Paul Burstow, the Liberal Democrat MP, said: “This adds to the growing evidence that inappropriate medicating in care homes is much more routine in practice than we would like to believe.
“And when it comes to the prescribing of anti-psychotics, these drugs are actually killing people. The Government must come up with concrete proposals to crack down on this problem.” Mr Burstow has previously called for GPs who overprescribe to patients in homes to face prosecution.
The use of anti-psychotics has become increasingly controversial in recent years after they were linked to strokes.
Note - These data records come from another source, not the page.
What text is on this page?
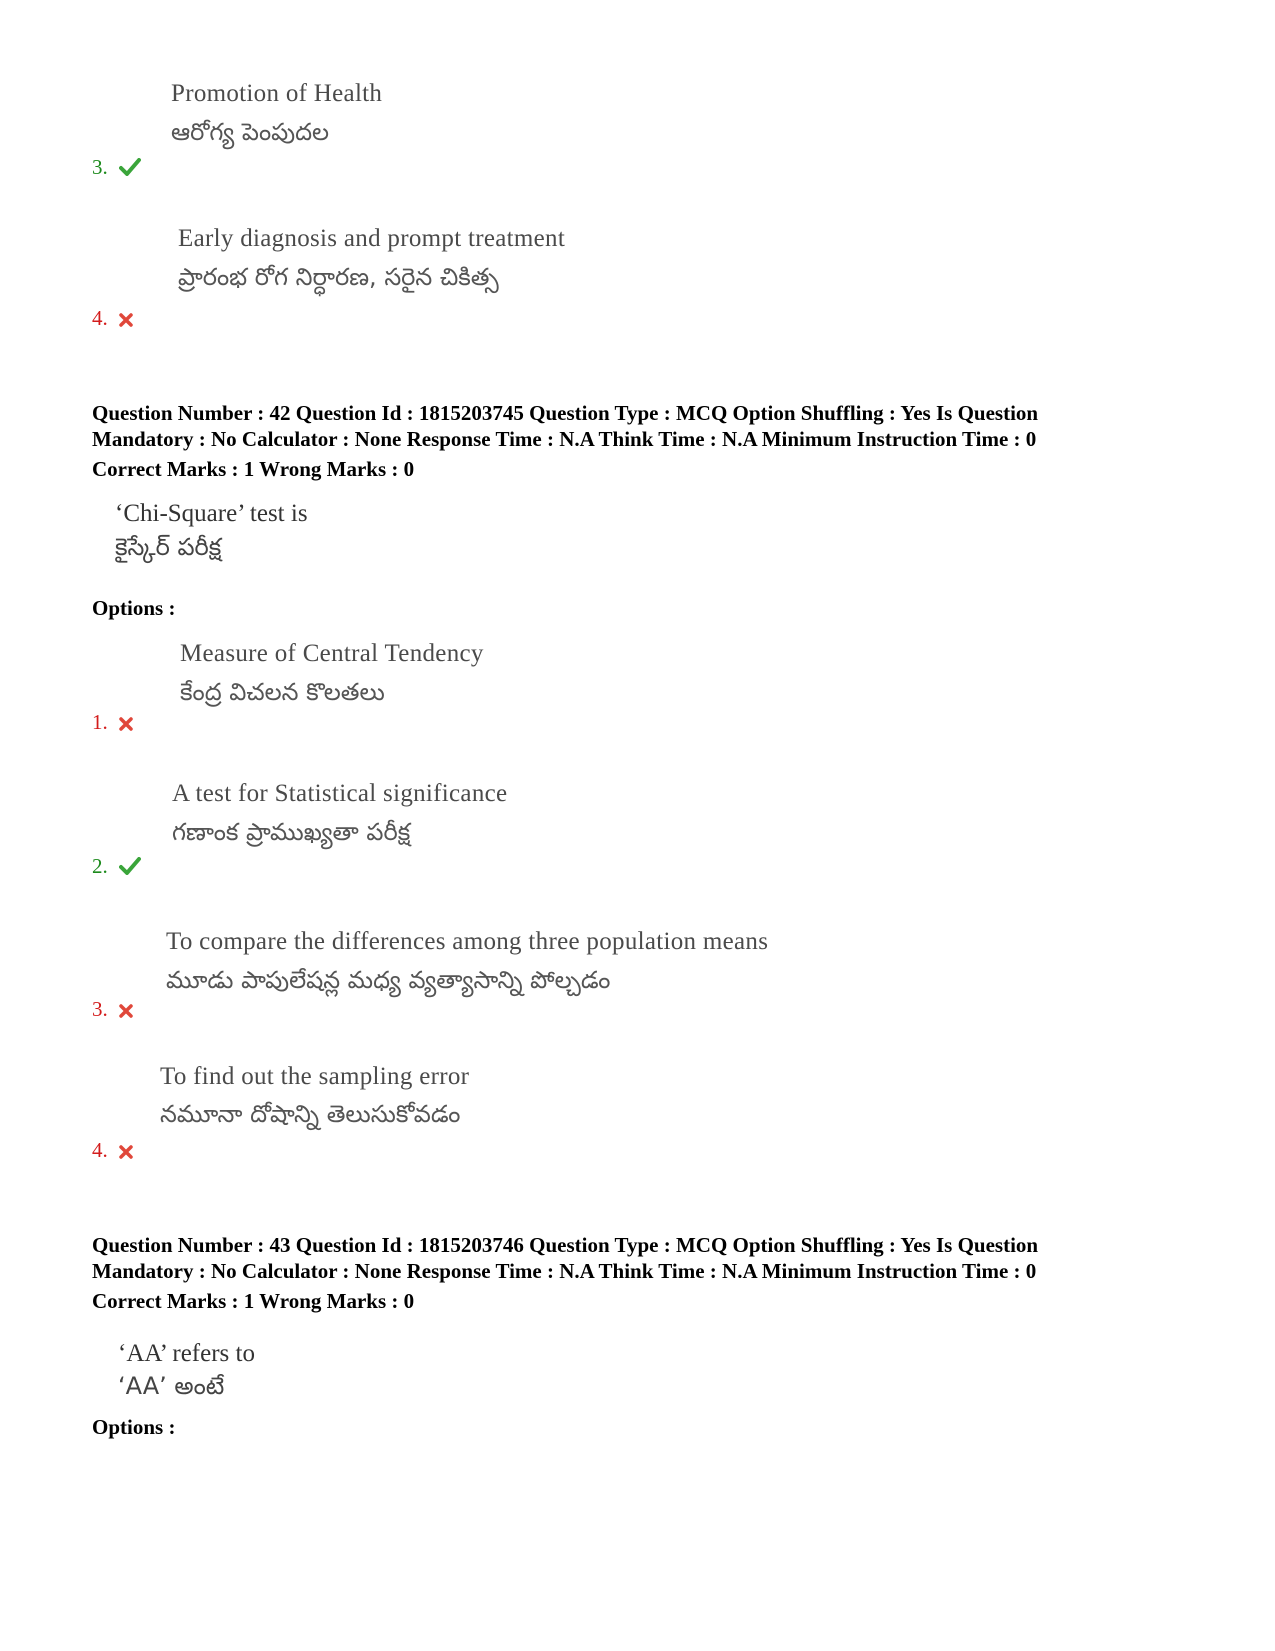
Promotion of Health
ఆరోగ్య పెంపుదల
3.
Early diagnosis and prompt treatment
ప్రారంభ రోగ నిర్ధారణ, సరైన చికిత్స
4.
Question Number : 42 Question Id : 1815203745 Question Type : MCQ Option Shuffling : Yes Is Question
Mandatory : No Calculator : None Response Time : N.A Think Time : N.A Minimum Instruction Time : 0
Correct Marks : 1 Wrong Marks : 0
‘Chi-Square’ test is
కైస్కేర్ పరీక్ష
Options :
Measure of Central Tendency
కేంద్ర విచలన కొలతలు
1.
A test for Statistical significance
గణాంక ప్రాముఖ్యతా పరీక్ష
2.
To compare the differences among three population means
మూడు పాపులేషన్ల మధ్య వ్యత్యాసాన్ని పోల్చడం
3.
To find out the sampling error
నమూనా దోషాన్ని తెలుసుకోవడం
4.
Question Number : 43 Question Id : 1815203746 Question Type : MCQ Option Shuffling : Yes Is Question
Mandatory : No Calculator : None Response Time : N.A Think Time : N.A Minimum Instruction Time : 0
Correct Marks : 1 Wrong Marks : 0
‘AA’ refers to
‘AA’ అంటే
Options :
A report released last year suggested that the drugs could be responsible for more than 23,000 deaths in care homes every year.
Lizzie McLennan, from Help the Aged, said that “too many” elderly people were being drugged in care homes.
She called for GPs to be forced to make regular visits to care homes for which they prescribe and for routine reviews of residents’ medication.
The nursing homes study shows that when pharmacists reviewed the medication residents had been prescribed 171 out of 334 were receiving drugs that they did not need.
The findings, by researchers at Queen’s University in Belfast and Brown University in Rhode Island, were presented at the British Pharmaceutical Conference in Manchester.
Another study also presented at the conference shows that staff at nursing homes believed that the culture in a home could lead to over prescribing and patients receiving powerful drugs they did not need “to make life easier”.
The Government has ordered a review into inappropriate prescribing in care homes, which is due to report later in the autumn.
Critics say that problems can arise because some GPs visit care homes only rarely and rely on issuing repeat prescriptions from one year to the next, and because of the commercial relationship that can exist between GPs and homes.
Anti-psychotic drugs are not licensed to treat dementia but are commonly prescribed to control agitation, sleep disturbance and aggression in sufferers in care homes, previous studies have shown.